Dr Ambedkar spoke at the conference and asked the people not to support the princely state of Hyderabad under which much of central Maharashtra then fell, said Assistant Commissioner of Police Pravin More, Bhausaheb's son.

"When Bhausaheb stood up to speak, he said every community has its own deity and they greet each other using the name of that deity. Dr Ambedkar showed us the path of progress, and he is like God to us. So henceforth, we should say 'Jai Bhim' while meeting each other. The people responded enthusiastically. A resolution accepting 'Jai Bhim' as the community's slogan was also passed," More told PTI.

"My father came in contact with Dr Babasaheb Ambedkar in his early years. Bhausaheb was aware of the atrocities the Nizam state committed on Dalits. He told Ambedkar about these atrocities, including the pressure to convert. Dr Ambedkar was strongly against these atrocities, and he decided to attend the 1938 conference," he said.

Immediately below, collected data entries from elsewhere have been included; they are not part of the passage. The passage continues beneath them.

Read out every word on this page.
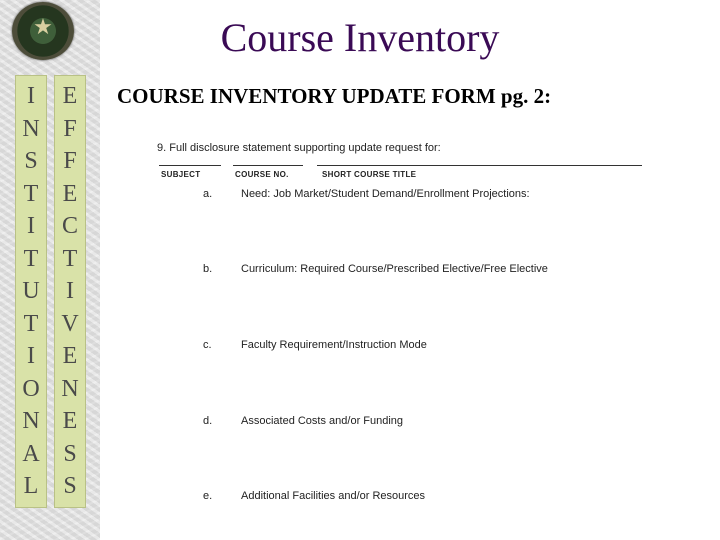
★
I
N
S
T
I
T
U
T
I
O
N
A
L
E
F
F
E
C
T
I
V
E
N
E
S
S
Course Inventory
COURSE INVENTORY UPDATE FORM pg. 2:
9. Full disclosure statement supporting update request for:
SUBJECT	COURSE NO.	SHORT COURSE TITLE
a.	Need: Job Market/Student Demand/Enrollment Projections:
b.	Curriculum: Required Course/Prescribed Elective/Free Elective
c.	Faculty Requirement/Instruction Mode
d.	Associated Costs and/or Funding
e.	Additional Facilities and/or Resources
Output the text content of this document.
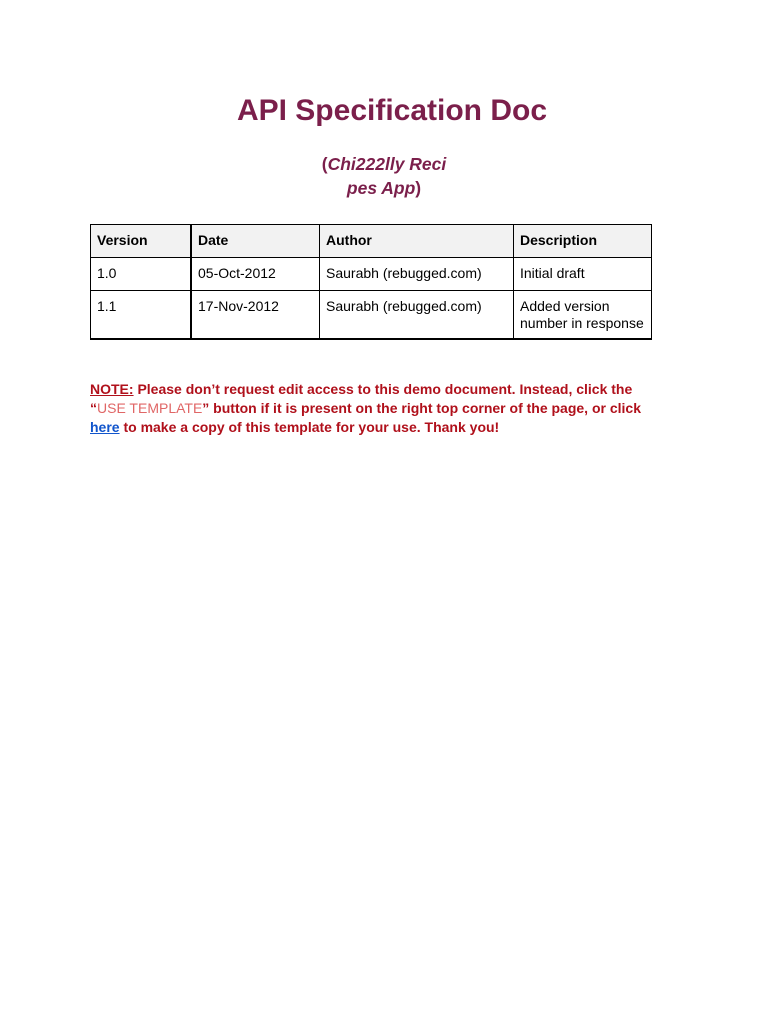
API Specification Doc
(Chi222lly Reci
pes App)
Version	Date	Author	Description
1.0	05-Oct-2012	Saurabh (rebugged.com)	Initial draft
1.1	17-Nov-2012	Saurabh (rebugged.com)	Added version number in response
NOTE: Please don’t request edit access to this demo document. Instead, click the “USE TEMPLATE” button if it is present on the right top corner of the page, or click here to make a copy of this template for your use. Thank you!
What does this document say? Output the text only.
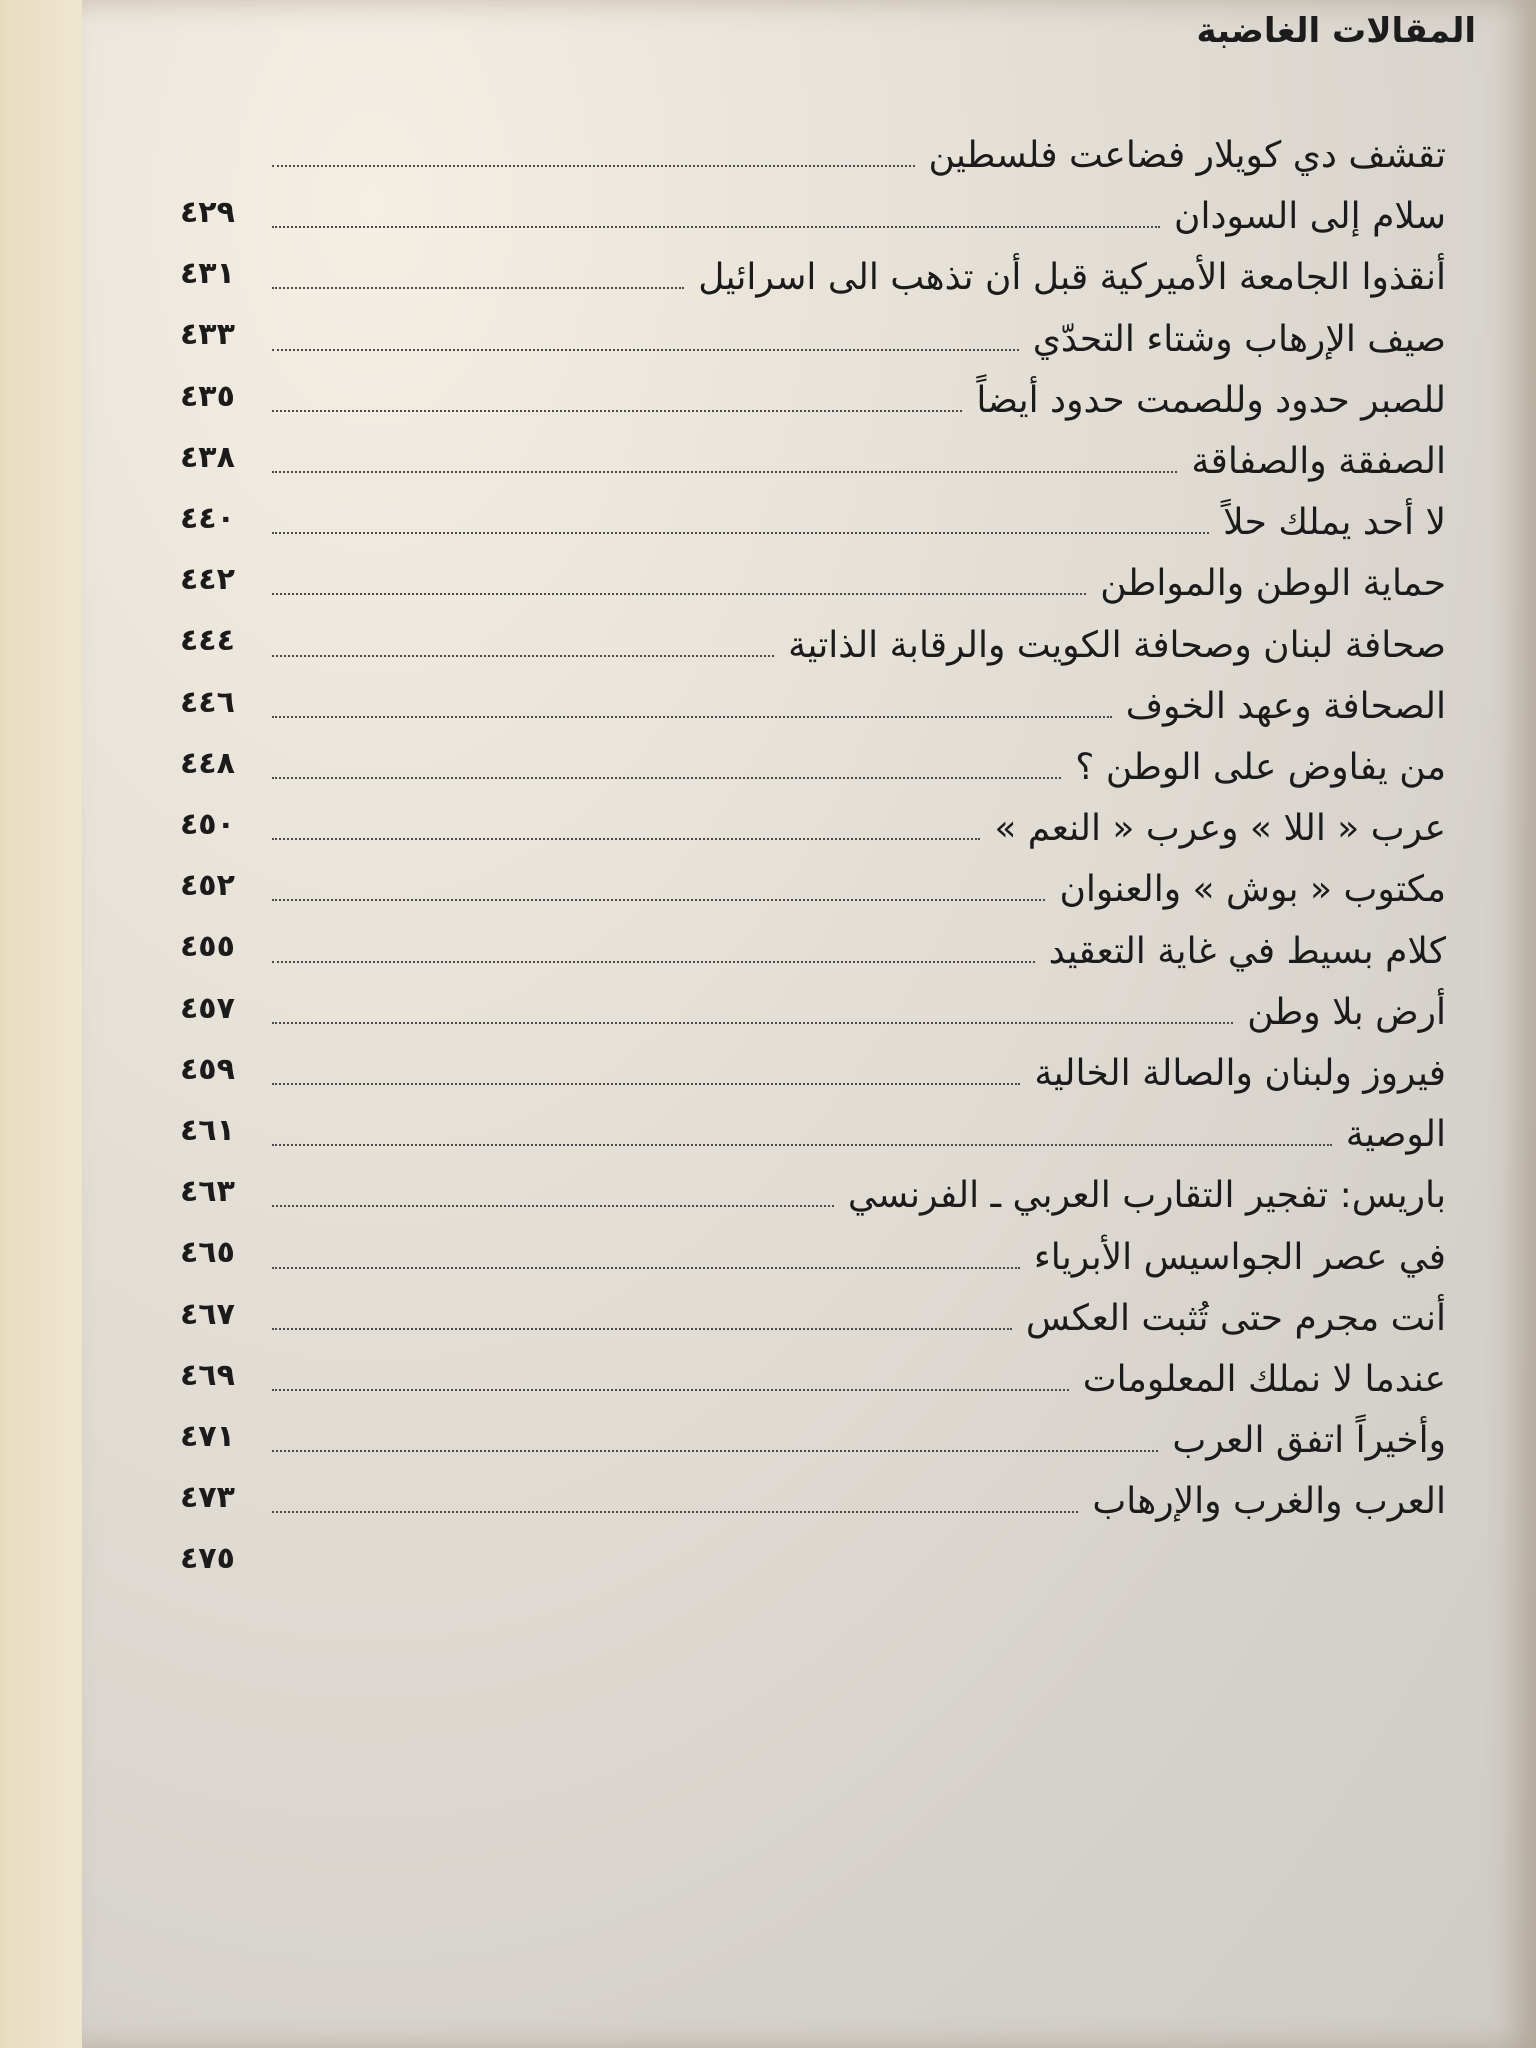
المقالات الغاضبة
تقشف دي كويلار فضاعت فلسطين
٤٢٩	سلام إلى السودان
٤٣١	أنقذوا الجامعة الأميركية قبل أن تذهب الى اسرائيل
٤٣٣	صيف الإرهاب وشتاء التحدّي
٤٣٥	للصبر حدود وللصمت حدود أيضاً
٤٣٨	الصفقة والصفاقة
٤٤٠	لا أحد يملك حلاً
٤٤٢	حماية الوطن والمواطن
٤٤٤	صحافة لبنان وصحافة الكويت والرقابة الذاتية
٤٤٦	الصحافة وعهد الخوف
٤٤٨	من يفاوض على الوطن ؟
٤٥٠	عرب « اللا » وعرب « النعم »
٤٥٢	مكتوب « بوش » والعنوان
٤٥٥	كلام بسيط في غاية التعقيد
٤٥٧	أرض بلا وطن
٤٥٩	فيروز ولبنان والصالة الخالية
٤٦١	الوصية
٤٦٣	باريس: تفجير التقارب العربي ـ الفرنسي
٤٦٥	في عصر الجواسيس الأبرياء
٤٦٧	أنت مجرم حتى تُثبت العكس
٤٦٩	عندما لا نملك المعلومات
٤٧١	وأخيراً اتفق العرب
٤٧٣	العرب والغرب والإرهاب
٤٧٥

As Ambedkar was against the princely states, he was banned from giving speeches in the Hyderabad state but was allowed to travel through its territories. The Shivna river formed the border between Hyderabad and British India. Makranpur was chosen as the venue for the first conference because it was on the banks of Shivna but lay in the British territory, ACP More said.

The stage made of bricks, from where Dr Ambedkar addressed the conference, still stands. The conference is organised on December 30 every year to carry forward Ambedkar's thought, and the tradition was not discontinued even in 1972 when Maharashtra experienced one of the worst droughts in it history.

"My grandmother pledged her jewellery for the conference expenses. People from Khandesh, Vidarbha and Marathwada attended it. Despite a ban imposed by the Nizam's police, Ambedkar's followers crossed the river to attend the event," said ACP More.

"This is the 87th year of Makranpur Parishad. We have deliberately retained the venue as it helps spread Ambedkar's thought in rural areas," he added.